A. G. – Quels conseils pourriez-vous apporter à un auteur qui aimerait voir son rêve réalisé en se voyant publié ? Les grosses maisons paraissent inaccessibles, le sont-elles vraiment ?

V. T. C. – Il y a une grande part de chance. Les grosses maisons reçoivent un nombre considérable de manuscrits. Ils sont lus (ou en tout cas regardés) par des personnes très différentes au sein de leurs comités de lecture, qui peuvent donc être sensibles à des textes différents, même si toutes ces personnes sont censées savoir identifier un texte à potentiel. Cependant ces maisons ne peuvent pas tout publier, donc elles refusent beaucoup de textes qui ont des qualités évidentes. Cela, il ne faut jamais le perdre de vue. Si vous devez retenir 20 candidats sur 2000, et que 200 sont excellents, vous en laisserez quand même 180 excellents sur le côté. Il ne faut donc pas se décourager après des refus.

Il y a aussi un risque à être publié pour son premier roman dans une grande maison, c’est celui d’être « enfoui » au milieu de l’actualité des autres auteurs déjà bien installés. La petite maison présente un intérêt évident, c’est qu’elle n’a pas le droit à l’erreur. Chaque signature l’engage économiquement, donc un petit éditeur croit forcément à 100% à ses auteurs. Mais il a moins de puissance de tir. Il faut notamment s’assurer de la distribution. Le livre sera-t-il bien mis en place ?

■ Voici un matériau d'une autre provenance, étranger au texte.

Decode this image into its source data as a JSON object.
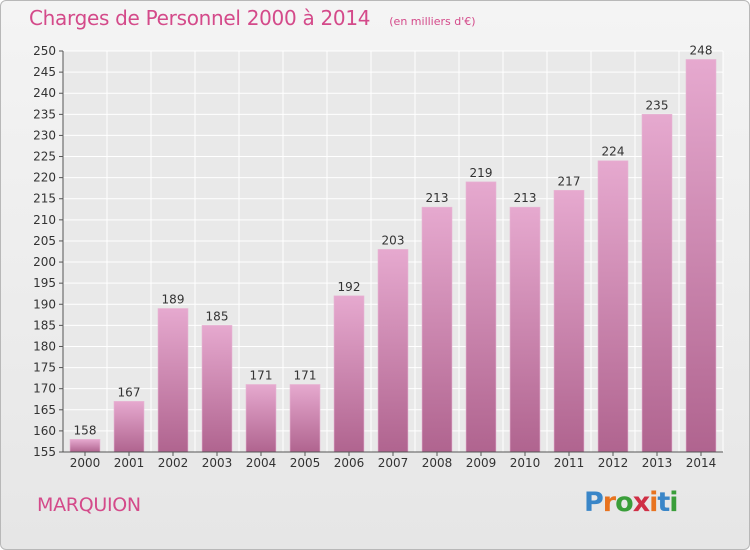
{
  "title": "Charges de Personnel 2000 à 2014",
  "subtitle": "(en milliers d'€)",
  "location": "MARQUION",
  "logo": {
    "letters": [
      "P",
      "r",
      "o",
      "x",
      "i",
      "t",
      "i"
    ],
    "colors": [
      "#3a86c8",
      "#e8731f",
      "#3a9e3a",
      "#cf2f45",
      "#e8731f",
      "#3a86c8",
      "#3a9e3a"
    ]
  },
  "colors": {
    "accent": "#d44a8a",
    "bar_top": "#e6a9cf",
    "bar_bottom": "#b0648f",
    "grid": "#ffffff"
  },
  "chart_data": {
    "type": "bar",
    "categories": [
      "2000",
      "2001",
      "2002",
      "2003",
      "2004",
      "2005",
      "2006",
      "2007",
      "2008",
      "2009",
      "2010",
      "2011",
      "2012",
      "2013",
      "2014"
    ],
    "values": [
      158,
      167,
      189,
      185,
      171,
      171,
      192,
      203,
      213,
      219,
      213,
      217,
      224,
      235,
      248
    ],
    "yticks": [
      155,
      160,
      165,
      170,
      175,
      180,
      185,
      190,
      195,
      200,
      205,
      210,
      215,
      220,
      225,
      230,
      235,
      240,
      245,
      250
    ],
    "ylim": [
      155,
      250
    ],
    "grid": true,
    "xlabel": "",
    "ylabel": ""
  }
}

Une fois que l’on a dit tout ça, il est important de garder en tête deux fondamentaux. Le premier, c’est que la bonne maison, c’est celle au sein de laquelle le texte trouve naturellement sa place. Il est donc indispensable pour l’auteur de s’interroger sur les lignes éditoriales. On n’envoie pas le même texte aux Éditions de Minuit, au Dilettante ou chez XO ! Le deuxième c’est que le rapport à l’éditeur est capital. Sentir que celui-ci a compris votre texte, peut et veut l’amener plus loin, est complètement enthousiaste, ça change tout. La foi d’un éditeur peut faire la différence.

A. G. – Enfin, chère Valérie, je vous laisse le mot de la fin, un projet, une actu, un scoop, une lecture…

V. T. C. – Merci ! Je profite donc de cette interview pour souligner le travail de la Fondation M6, qui vient de lancer la 3e édition du concours d’écriture Au-delà des lignes en partenariat avec l’Éducation nationale et le Ministère de la Justice, pour lutter contre l’exclusion des personnes détenues en rupture avec l’écriture. Je suis membre du jury et fière de participer à ce travail de sensibilisation et d’accompagnement des détenus. Lire et écrire est un outil fondamental de liberté.